Guia gastronômico de Bonito (MS): pratos típicos, restaurantes por faixa de preço, comida de rua e dicas para comer bem no destino.

Por Time TripMundão

O cheiro de pintado na brasa alcança a calçada antes de você encontrar a porta do restaurante. A fumaça carrega dendê, urucum e um toque adocicado de banana da terra que não combina com nada que você já comeu, até combinar. Em Bonito, três territórios dividem o mesmo prato: o Pantanal entrega o peixe e o jacaré, a fronteira com o Paraguai a 130 km traz a sopa paraguaia e a chipa, e o Cerrado aparece no copo, em forma de cachaça de guavira. Para uma cidade com uma única rua principal, a cena gastronômica surpreende.

Pratos típicos de Bonito

Os pratos típicos de Bonito giram em torno dos peixes de água doce (traíra, pacu, pintado e piraputanga), da carne de jacaré do Pantanal e da influência paraguaia presente no dia a dia. A traíra sem espinha frita e o pacu na brasa com alcaparras são os mais citados por viajantes, mas é a moqueca pantaneira de pintado que resume melhor o cruzamento de culturas do Mato Grosso do Sul.

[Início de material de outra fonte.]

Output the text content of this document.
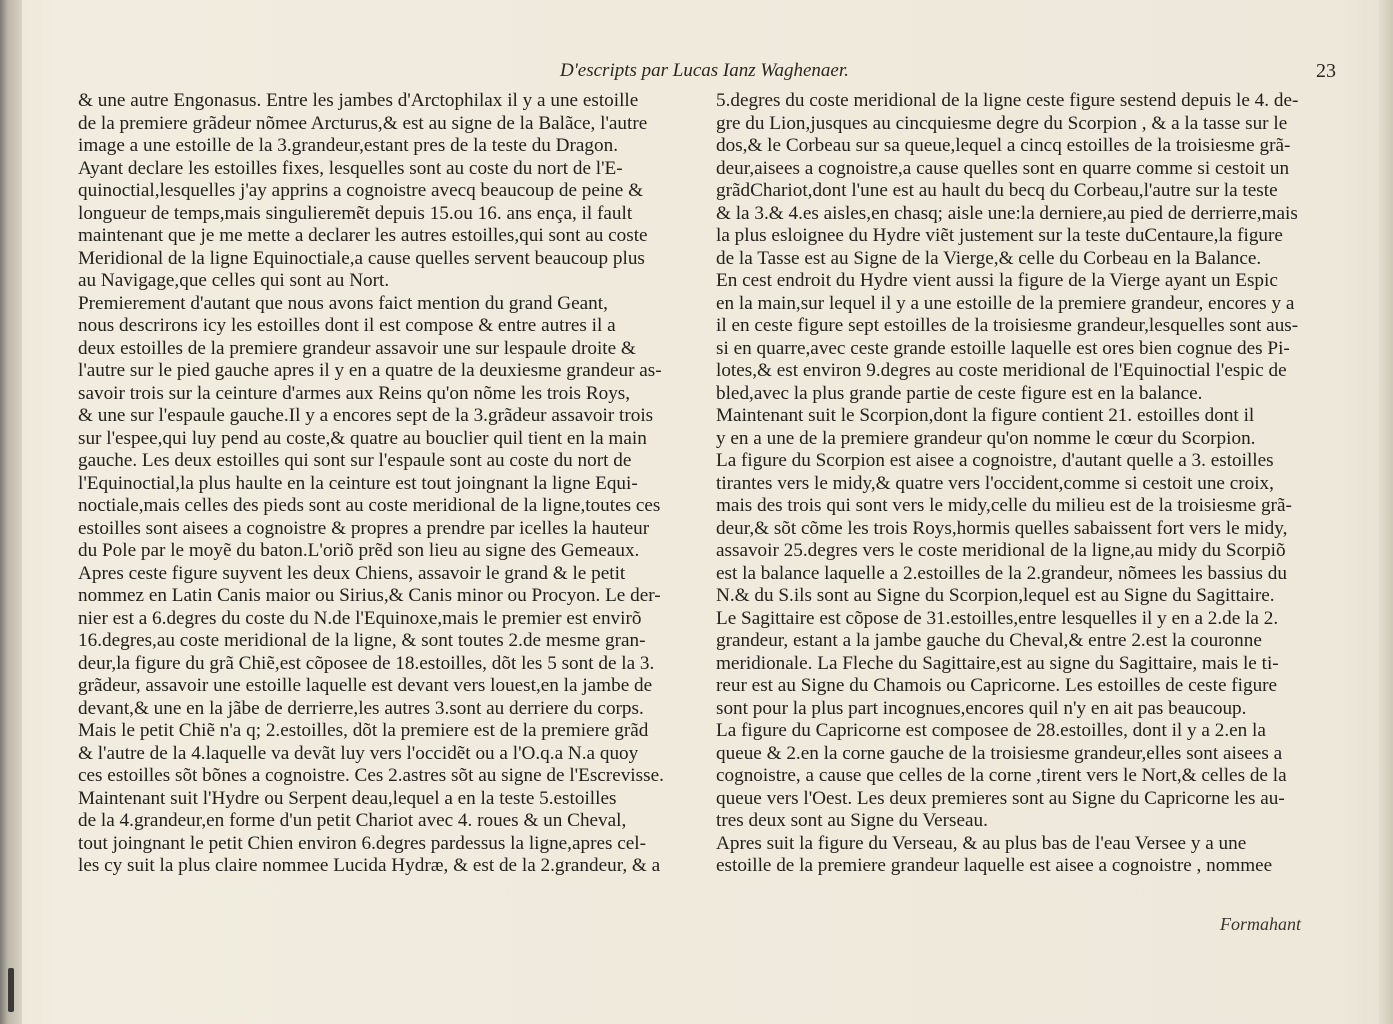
D'escripts par Lucas Ianz Waghenaer.	23
& une autre Engonasus. Entre les jambes d'Arctophilax il y a une estoille
de la premiere grãdeur nõmee Arcturus,& est au signe de la Balãce, l'autre
image a une estoille de la 3.grandeur,estant pres de la teste du Dragon.
Ayant declare les estoilles fixes, lesquelles sont au coste du nort de l'E-
quinoctial,lesquelles j'ay apprins a cognoistre avecq beaucoup de peine &
longueur de temps,mais singulieremẽt depuis 15.ou 16. ans ença, il fault
maintenant que je me mette a declarer les autres estoilles,qui sont au coste
Meridional de la ligne Equinoctiale,a cause quelles servent beaucoup plus
au Navigage,que celles qui sont au Nort.
Premierement d'autant que nous avons faict mention du grand Geant,
nous descrirons icy les estoilles dont il est compose & entre autres il a
deux estoilles de la premiere grandeur assavoir une sur lespaule droite &
l'autre sur le pied gauche apres il y en a quatre de la deuxiesme grandeur as-
savoir trois sur la ceinture d'armes aux Reins qu'on nõme les trois Roys,
& une sur l'espaule gauche.Il y a encores sept de la 3.grãdeur assavoir trois
sur l'espee,qui luy pend au coste,& quatre au bouclier quil tient en la main
gauche. Les deux estoilles qui sont sur l'espaule sont au coste du nort de
l'Equinoctial,la plus haulte en la ceinture est tout joingnant la ligne Equi-
noctiale,mais celles des pieds sont au coste meridional de la ligne,toutes ces
estoilles sont aisees a cognoistre & propres a prendre par icelles la hauteur
du Pole par le moyẽ du baton.L'oriõ prẽd son lieu au signe des Gemeaux.
Apres ceste figure suyvent les deux Chiens, assavoir le grand & le petit
nommez en Latin Canis maior ou Sirius,& Canis minor ou Procyon. Le der-
nier est a 6.degres du coste du N.de l'Equinoxe,mais le premier est envirõ
16.degres,au coste meridional de la ligne, & sont toutes 2.de mesme gran-
deur,la figure du grã Chiẽ,est cõposee de 18.estoilles, dõt les 5 sont de la 3.
grãdeur, assavoir une estoille laquelle est devant vers louest,en la jambe de
devant,& une en la jãbe de derrierre,les autres 3.sont au derriere du corps.
Mais le petit Chiẽ n'a q; 2.estoilles, dõt la premiere est de la premiere grãd
& l'autre de la 4.laquelle va devãt luy vers l'occidẽt ou a l'O.q.a N.a quoy
ces estoilles sõt bõnes a cognoistre. Ces 2.astres sõt au signe de l'Escrevisse.
Maintenant suit l'Hydre ou Serpent deau,lequel a en la teste 5.estoilles
de la 4.grandeur,en forme d'un petit Chariot avec 4. roues & un Cheval,
tout joingnant le petit Chien environ 6.degres pardessus la ligne,apres cel-
les cy suit la plus claire nommee Lucida Hydræ, & est de la 2.grandeur, & a
5.degres du coste meridional de la ligne ceste figure sestend depuis le 4. de-
gre du Lion,jusques au cincquiesme degre du Scorpion , & a la tasse sur le
dos,& le Corbeau sur sa queue,lequel a cincq estoilles de la troisiesme grã-
deur,aisees a cognoistre,a cause quelles sont en quarre comme si cestoit un
grãdChariot,dont l'une est au hault du becq du Corbeau,l'autre sur la teste
& la 3.& 4.es aisles,en chasq; aisle une:la derniere,au pied de derrierre,mais
la plus esloignee du Hydre viẽt justement sur la teste duCentaure,la figure
de la Tasse est au Signe de la Vierge,& celle du Corbeau en la Balance.
En cest endroit du Hydre vient aussi la figure de la Vierge ayant un Espic
en la main,sur lequel il y a une estoille de la premiere grandeur, encores y a
il en ceste figure sept estoilles de la troisiesme grandeur,lesquelles sont aus-
si en quarre,avec ceste grande estoille laquelle est ores bien cognue des Pi-
lotes,& est environ 9.degres au coste meridional de l'Equinoctial l'espic de
bled,avec la plus grande partie de ceste figure est en la balance.
Maintenant suit le Scorpion,dont la figure contient 21. estoilles dont il
y en a une de la premiere grandeur qu'on nomme le cœur du Scorpion.
La figure du Scorpion est aisee a cognoistre, d'autant quelle a 3. estoilles
tirantes vers le midy,& quatre vers l'occident,comme si cestoit une croix,
mais des trois qui sont vers le midy,celle du milieu est de la troisiesme grã-
deur,& sõt cõme les trois Roys,hormis quelles sabaissent fort vers le midy,
assavoir 25.degres vers le coste meridional de la ligne,au midy du Scorpiõ
est la balance laquelle a 2.estoilles de la 2.grandeur, nõmees les bassius du
N.& du S.ils sont au Signe du Scorpion,lequel est au Signe du Sagittaire.
Le Sagittaire est cõpose de 31.estoilles,entre lesquelles il y en a 2.de la 2.
grandeur, estant a la jambe gauche du Cheval,& entre 2.est la couronne
meridionale. La Fleche du Sagittaire,est au signe du Sagittaire, mais le ti-
reur est au Signe du Chamois ou Capricorne. Les estoilles de ceste figure
sont pour la plus part incognues,encores quil n'y en ait pas beaucoup.
La figure du Capricorne est composee de 28.estoilles, dont il y a 2.en la
queue & 2.en la corne gauche de la troisiesme grandeur,elles sont aisees a
cognoistre, a cause que celles de la corne ,tirent vers le Nort,& celles de la
queue vers l'Oest. Les deux premieres sont au Signe du Capricorne les au-
tres deux sont au Signe du Verseau.
Apres suit la figure du Verseau, & au plus bas de l'eau Versee y a une
estoille de la premiere grandeur laquelle est aisee a cognoistre , nommee
Formahant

A traíra é um peixe cheio de espinhas finas que, na maioria dos lugares, ninguém quer no prato. O trabalho artesanal de retirar cada espinha transforma o bicho num filé de carne branca, delicada, que chega à mesa com a pele dourada e crocante, acompanhado de arroz e farofa. É o carro-chefe da Casa do João e o prato que aparece em praticamente todo relato de quem passou por Bonito.

O pacu na brasa sem espinha é outra história. Mais gorduroso que a traíra, o pacu libera essa gordura no calor da brasa e cria uma casca caramelizada por fora, mantendo o interior úmido. No Juanita, chega temperado com alcaparras, uma combinação que no papel parece improvável, mas que segundo viajantes funciona bem: o ácido da alcaparra corta a gordura do peixe.

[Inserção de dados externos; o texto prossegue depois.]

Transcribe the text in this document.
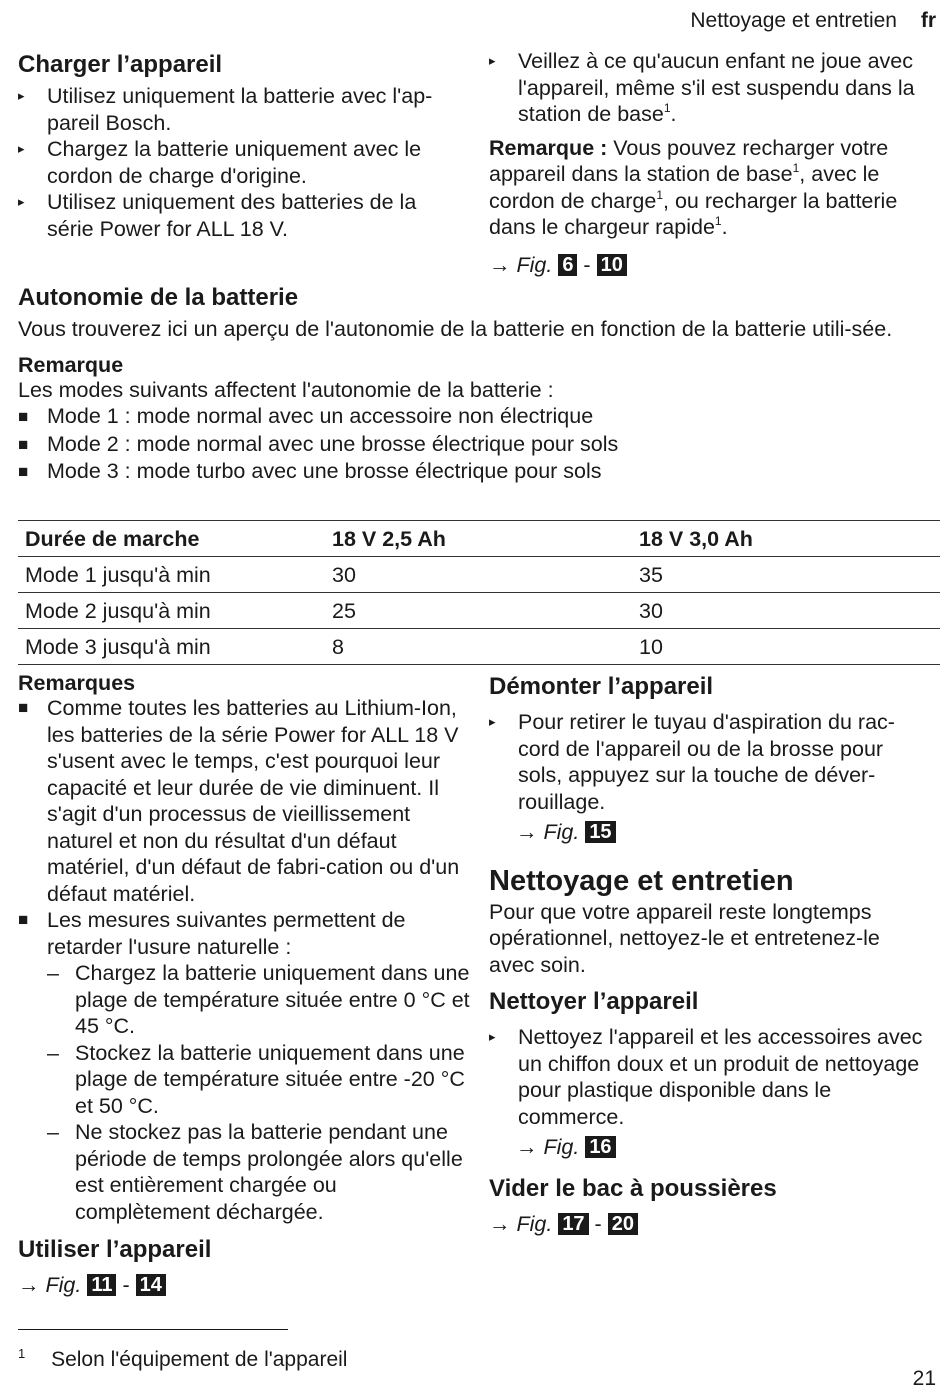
Nettoyage et entretien fr
Charger l’appareil
▸ Utilisez uniquement la batterie avec l'ap-pareil Bosch.
▸ Chargez la batterie uniquement avec le cordon de charge d'origine.
▸ Utilisez uniquement des batteries de la série Power for ALL 18 V.
▸ Veillez à ce qu'aucun enfant ne joue avec l'appareil, même s'il est suspendu dans la station de base$^1$.
Remarque : Vous pouvez recharger votre appareil dans la station de base$^1$, avec le cordon de charge$^1$, ou recharger la batterie dans le chargeur rapide$^1$.
→ Fig. 6 - 10
Autonomie de la batterie
Vous trouverez ici un aperçu de l'autonomie de la batterie en fonction de la batterie utili-sée.
Remarque
Les modes suivants affectent l'autonomie de la batterie :
■ Mode 1 : mode normal avec un accessoire non électrique
■ Mode 2 : mode normal avec une brosse électrique pour sols
■ Mode 3 : mode turbo avec une brosse électrique pour sols
Durée de marche	18 V 2,5 Ah	18 V 3,0 Ah
Mode 1 jusqu'à min	30	35
Mode 2 jusqu'à min	25	30
Mode 3 jusqu'à min	8	10
Remarques
■ Comme toutes les batteries au Lithium-Ion, les batteries de la série Power for ALL 18 V s'usent avec le temps, c'est pourquoi leur capacité et leur durée de vie diminuent. Il s'agit d'un processus de vieillissement naturel et non du résultat d'un défaut matériel, d'un défaut de fabri-cation ou d'un défaut matériel.
■ Les mesures suivantes permettent de retarder l'usure naturelle :
– Chargez la batterie uniquement dans une plage de température située entre 0 °C et 45 °C.
– Stockez la batterie uniquement dans une plage de température située entre -20 °C et 50 °C.
– Ne stockez pas la batterie pendant une période de temps prolongée alors qu'elle est entièrement chargée ou complètement déchargée.
Utiliser l’appareil
→ Fig. 11 - 14
Démonter l’appareil
▸ Pour retirer le tuyau d'aspiration du rac-cord de l'appareil ou de la brosse pour sols, appuyez sur la touche de déver-rouillage.
→ Fig. 15
Nettoyage et entretien
Pour que votre appareil reste longtemps opérationnel, nettoyez-le et entretenez-le avec soin.
Nettoyer l’appareil
▸ Nettoyez l'appareil et les accessoires avec un chiffon doux et un produit de nettoyage pour plastique disponible dans le commerce.
→ Fig. 16
Vider le bac à poussières
→ Fig. 17 - 20
$^1$ Selon l'équipement de l'appareil
21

A moqueca pantaneira de pintado leva banana da terra, coentro, dendê e mandioca. É uma versão do clássico baiano que trocou o peixe de mar pelo pintado de rio e encontrou novos ingredientes no caminho. O caldo grosso, alaranjado pelo dendê, chega borbulhando na panela de barro. Casa do João é o endereço mais citado para esse prato.

A sopa paraguaia engana pelo nome: não é sopa, é um bolo salgado de milho verde com fubá, denso e úmido, cortado em fatias grossas. A influência vem direto da fronteira com o Paraguai, a 130 km de Bonito, e o prato aparece nos cafés da manhã das pousadas e nos almoços de fazenda inclusos nos passeios de flutuação. A chipa, primo paraguaio do pão de queijo, também aparece cedo nas padarias do centro, prática para quem sai para o passeio antes do café do hotel abrir.

A carne de jacaré é legalizada e divide opiniões: uns dizem que parece peixe, outros juram que parece frango. A textura é firme, levemente fibrosa, e o sabor é mais suave do que você espera de uma proteína exótica. Pantanal Grill, Juanita e Pastelaria Pastel Bonito servem em diferentes formatos, do prato elaborado ao pastel de lanche rápido.

Piraputanga no prato e na praça

A piraputanga é o peixe-símbolo de Bonito, homenageado com esculturas na Praça da Liberdade. Servida em diversas preparações nos restaurantes da cidade, vale pedir quando aparecer no cardápio. No Varandas, o nome do prato é "piraputanga safadinha".

Quem quer curiosidade sem compromisso pode pedir o caldinho de piranha no Pantanal Grill. Não é experiência central, mas funciona como entrada quente e salgada antes do prato principal.

Frutas do Cerrado e sobremesas

O Cerrado tem uma biodiversidade de sabores que raramente aparece em menus urbanos. Em Bonito, a guavira é a fruta que mais marca presença: aparece na cachaça artesanal DiBonito e no gin tônica da Casa do João. Os picolés Delícias do Cerrado oferecem sabores como jabuticaba, cajá-manga, bocaiuva e pequi, uma forma acessível de experimentar o bioma sem gastar com jantar.

O Chico Balançado do Juanita é a sobremesa mais citada: um creme de banana caramelada com suspiro queimado na hora, na mesa. E quem faz o passeio na Estância Mimosa volta falando do doce de leite artesanal do tacho, mexido no fogão a lenha da fazenda. Segundo viajantes, é um dos momentos mais memoráveis da viagem. Na Jaracatiá Bombons do Cerrado, lojinha no centrinho, dá pra levar o Cerrado em forma de bombom como souvenir.

Restaurantes por faixa de preço

Econômico (R$ 30 a 60 por pessoa)

Marco Velho e Espaço Jack são os self-services onde quem mora em Bonito almoça no dia a dia. Buffet livre, sem pretensão, com o peixe regional e a comida caseira aparecendo no balcão sem preço de turista. Espaço Jack divulga o cardápio pelo Instagram, o que ajuda a decidir antes de sair do hotel.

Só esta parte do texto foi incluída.